Irgendwo in westlicher Richtung gab es so etwas wie eine Altstadt, gleich neben einer alten rotbraunen Festung, die auf einer Landzunge lag.
Ich konnte sie nicht sehen, stattdessen entdeckte ich einen Mann, der ganz allein auf einer etwas unglücklich platzierten Bank saß – sie war nicht auf das Meer ausgerichtet, sondern auf die Hotelanlage. Der Mann starrte wie ein Ganescha auf den staubigen Parkplatz … Sie kennen doch diese molligen, elefantenköpfigen Kaufmanns-Schutzheiligen, die man in Andenkenläden findet? So sah er aus. – Na, ganz so war es nicht. Er war zurechtgemacht wie ein Pauschaltourist aus dem Rheinland, aber das wirkte wie eine Verkleidung. Er kam von ganz weit her – das sah ich sofort – und verströmte die Aura einer abgeschiedenen Bergregion.

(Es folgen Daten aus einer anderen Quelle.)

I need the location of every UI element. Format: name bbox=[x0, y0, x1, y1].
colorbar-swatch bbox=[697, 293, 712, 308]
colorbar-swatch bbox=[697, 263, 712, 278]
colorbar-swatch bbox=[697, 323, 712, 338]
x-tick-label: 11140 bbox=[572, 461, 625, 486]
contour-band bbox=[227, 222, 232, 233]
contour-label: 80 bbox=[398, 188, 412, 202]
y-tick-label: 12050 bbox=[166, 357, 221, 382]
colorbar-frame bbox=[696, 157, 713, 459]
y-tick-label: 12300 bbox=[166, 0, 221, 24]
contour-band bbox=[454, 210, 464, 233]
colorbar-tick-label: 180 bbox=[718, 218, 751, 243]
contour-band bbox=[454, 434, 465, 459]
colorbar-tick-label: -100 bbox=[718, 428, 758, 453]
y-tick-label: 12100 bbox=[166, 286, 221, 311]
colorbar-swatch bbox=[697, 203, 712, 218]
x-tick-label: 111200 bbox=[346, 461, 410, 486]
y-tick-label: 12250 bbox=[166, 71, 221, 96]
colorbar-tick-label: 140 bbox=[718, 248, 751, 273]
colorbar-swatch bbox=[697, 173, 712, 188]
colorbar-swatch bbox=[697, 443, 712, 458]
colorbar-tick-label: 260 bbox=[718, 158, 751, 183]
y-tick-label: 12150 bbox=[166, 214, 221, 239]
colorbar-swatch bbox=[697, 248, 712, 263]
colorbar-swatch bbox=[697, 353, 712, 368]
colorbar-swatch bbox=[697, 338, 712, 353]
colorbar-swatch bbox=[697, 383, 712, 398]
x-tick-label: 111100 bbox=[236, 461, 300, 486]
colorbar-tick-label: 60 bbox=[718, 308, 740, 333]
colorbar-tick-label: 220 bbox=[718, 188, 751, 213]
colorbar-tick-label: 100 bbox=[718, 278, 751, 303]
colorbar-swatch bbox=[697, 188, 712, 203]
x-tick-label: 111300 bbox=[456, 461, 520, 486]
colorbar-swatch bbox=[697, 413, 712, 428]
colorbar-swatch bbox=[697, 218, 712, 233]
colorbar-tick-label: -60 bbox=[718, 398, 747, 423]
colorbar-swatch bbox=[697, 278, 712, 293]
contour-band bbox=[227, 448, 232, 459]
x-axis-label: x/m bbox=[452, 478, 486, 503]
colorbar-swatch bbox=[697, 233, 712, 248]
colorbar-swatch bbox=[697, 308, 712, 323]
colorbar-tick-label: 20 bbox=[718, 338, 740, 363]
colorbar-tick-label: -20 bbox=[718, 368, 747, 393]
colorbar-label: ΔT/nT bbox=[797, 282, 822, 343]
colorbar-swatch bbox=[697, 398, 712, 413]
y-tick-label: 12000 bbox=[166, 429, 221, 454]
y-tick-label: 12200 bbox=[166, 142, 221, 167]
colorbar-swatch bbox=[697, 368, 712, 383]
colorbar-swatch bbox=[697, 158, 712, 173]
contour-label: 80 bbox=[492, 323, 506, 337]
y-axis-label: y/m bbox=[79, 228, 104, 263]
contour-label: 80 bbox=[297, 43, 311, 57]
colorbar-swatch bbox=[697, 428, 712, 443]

Es war mir unmöglich zu erraten, was für ein Landsmann er wohl sein mochte.
Er mochte Ende fünfzig sein und war so dick, als käme er von dieser Bank ohne fremde Hilfe nicht wieder hoch. Doch er war nicht von dieser weichtierhaften, herabhängenden Verquollenheit, zu der wir Mitteleuropäer neigen, wenn wir in ein gewisses Alter kommen. Er wirkte edel, stattlich, beinahe schön in seiner Fülle. Bei irgendeinem weitgereisten Schriftsteller – Kipling? Maugham? … – hatte ich mal gelesen, dass Inder – oder waren es Burmesen? – nicht in der unsrigen Weise zunehmen (nämlich dort, wo es besonders unvorteilhaft aussieht und maximal im Wege ist), sondern symmetrisch. Wie eine schwellende Frucht.
Der Mann auf der Bank machte es vor.
Wenn ich das Susanne erzählt hätte, wäre sie mir bestimmt wieder mit ihrer political correctness gekommen: man darf die Menschen anderer Kulturen nicht beschreiben, nicht mal mit lobenden Worten.
„Das gehört sich nicht, hörst du? Das ist Kolonialstil!“
Soweit ich weiß, darf man inzwischen nicht einmal mehr andere Deutsche beschreiben, ohne dass irgendjemand einen Shitstorm loslässt.
Zum Glück waren beide gerade nicht in der Nähe, um mich zurechtzuweisen: weder Susanne noch die Netzgemeinde. Und so erwachte in mir jener romantische Trieb, der seit meiner letzten Junggesellen-Reise fast in Vergessenheit geraten war: der Wunsch, in die Geheimnisse ferner Gestade einzudringen.